Two kinds of small, attractive trees bloom in mid to late April in the Middle Atlantic States, beautifying many landscapes at that time. The lovely red buds have multitudes of pretty, lavender-pink blooms and flowering dogwoods have many large, white "flowers". A domestic form of dogwoods has pink blossoms.
Both species of trees are conspicuous when blooming, standing out against backgrounds of gray tree trunks and the light-green of newly growing, deciduous leaves. One can readily see both types of flowering trees, even when riding in a vehicle.
Red buds and flowering dogwoods have much in common, besides blooming at the same time and being attractive when in flower. Both species are native to the mixed, oak forests of the eastern half of the United States. Both kinds, being short, are understory trees in those woodlands. They must be able to tolerate partial shade to thrive in the understory. Both grow best in moist, rich, bottomland soil in the woods and along their edges. Both also pioneer abandoned fields and pastures, and roadsides. Red buds actually form thickets of themselves in some deserted meadows, beautifying those pastures with their many pink flowers.

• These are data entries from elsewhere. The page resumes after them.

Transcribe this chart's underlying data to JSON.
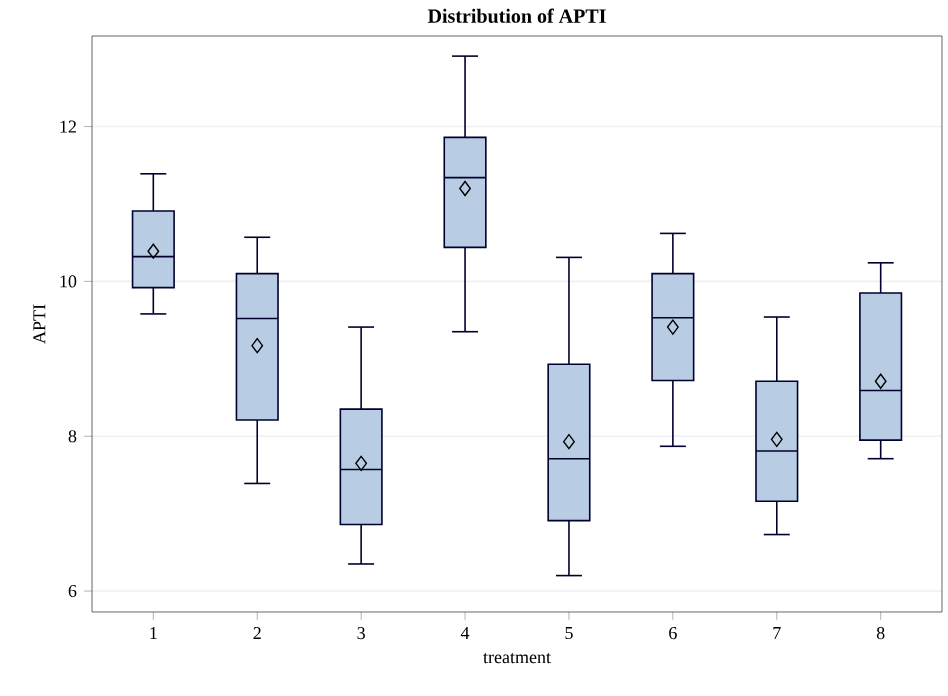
{
  "chart_data": {
    "type": "box",
    "title": "Distribution of APTI",
    "xlabel": "treatment",
    "ylabel": "APTI",
    "categories": [
      "1",
      "2",
      "3",
      "4",
      "5",
      "6",
      "7",
      "8"
    ],
    "boxes": [
      {
        "low": 9.58,
        "q1": 9.92,
        "median": 10.32,
        "q3": 10.91,
        "high": 11.39,
        "mean": 10.39
      },
      {
        "low": 7.39,
        "q1": 8.21,
        "median": 9.52,
        "q3": 10.1,
        "high": 10.57,
        "mean": 9.17
      },
      {
        "low": 6.35,
        "q1": 6.86,
        "median": 7.57,
        "q3": 8.35,
        "high": 9.41,
        "mean": 7.65
      },
      {
        "low": 9.35,
        "q1": 10.44,
        "median": 11.34,
        "q3": 11.86,
        "high": 12.91,
        "mean": 11.2
      },
      {
        "low": 6.2,
        "q1": 6.91,
        "median": 7.71,
        "q3": 8.93,
        "high": 10.31,
        "mean": 7.93
      },
      {
        "low": 7.87,
        "q1": 8.72,
        "median": 9.53,
        "q3": 10.1,
        "high": 10.62,
        "mean": 9.41
      },
      {
        "low": 6.73,
        "q1": 7.16,
        "median": 7.81,
        "q3": 8.71,
        "high": 9.54,
        "mean": 7.96
      },
      {
        "low": 7.71,
        "q1": 7.95,
        "median": 8.59,
        "q3": 9.85,
        "high": 10.24,
        "mean": 8.71
      }
    ],
    "color": "#b8cce4",
    "ylim": [
      5.73,
      13.17
    ],
    "yticks": [
      6,
      8,
      10,
      12
    ],
    "grid": "y",
    "marker": "diamond"
  }
}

And many individuals of both kinds are planted ornamentally on lawns, often in clumps for added beauty.
Red buds grow up to thirty feet tall. Their lovely blossoms grow in clusters at intervals along the twigs before the foliage develops. Without their heart-shaped leaves, we can see the beautiful blooms of red buds quite well. And so can bees and other species of early insects that pollinate the many blossoms while sipping nectar from them.
Each fertilized bloom grows a light-brown, three-inch seed pod that contains about six flattened, brown seeds. Squirrels and other kinds of rodents, and certain kinds of birds, consume many of those seeds during fall and winter. But many seeds develop into new trees.
Using their sharp mouth parts, female leaf-cutting bees scissor round chunks from the smooth, thin leaves of red buds and fly away with those fragments to their nests in hollow twigs. The bees make compartments in those twigs with the leaf bits, put a small ball of nectar and pollen in each room and lay an egg on it. The larva that hatches in each enclosure ingests the nectar and pollen, pupates and emerges from its nursery chamber as a full-grown bee. One can see the round, quarter-inch-across holes in several red bud leaves.
Flowering dogwoods grow up to twenty feet high. Their "flowers" open a bit earlier than their leaf buds, making those blooms more obvious to view. The real blossoms, however, are very small, greenish-yellow and clustered in the center of each flower of four brackets, not petals. Those brackets were small and folded through winter, sheltering the flower buds. Again, those tiny blooms are pollinated by small insects and groups of green berries grow where the flowers were. Each green berry has a hard seed inside it that will grow into a new tree, if given a chance.
Those green berries ripen and are red by September. It works out right for them to be red because they are obvious to berry-eating birds who eat them, digest their pulp, but pass their seeds in droppings all over the countryside as those small fowl fly from place to place. Squirrels and other types of rodents eat the hard seed inside each berry.
Red buds and flowering dogwoods have one more beauty each- their colored leaves in fall, which add more beauty to the landscape. Red buds have yellow ones while dogwoods' foliage turns red. Eventually, the leaves of both trees drop from the trees, leaving the trees bare through winter.
Look for the beautiful flowers of red buds and flowering dogwoods from the middle to the end of April in the Middle Atlantic Sates. Those lovely blooms cheer many a human soul, and feed wildlife.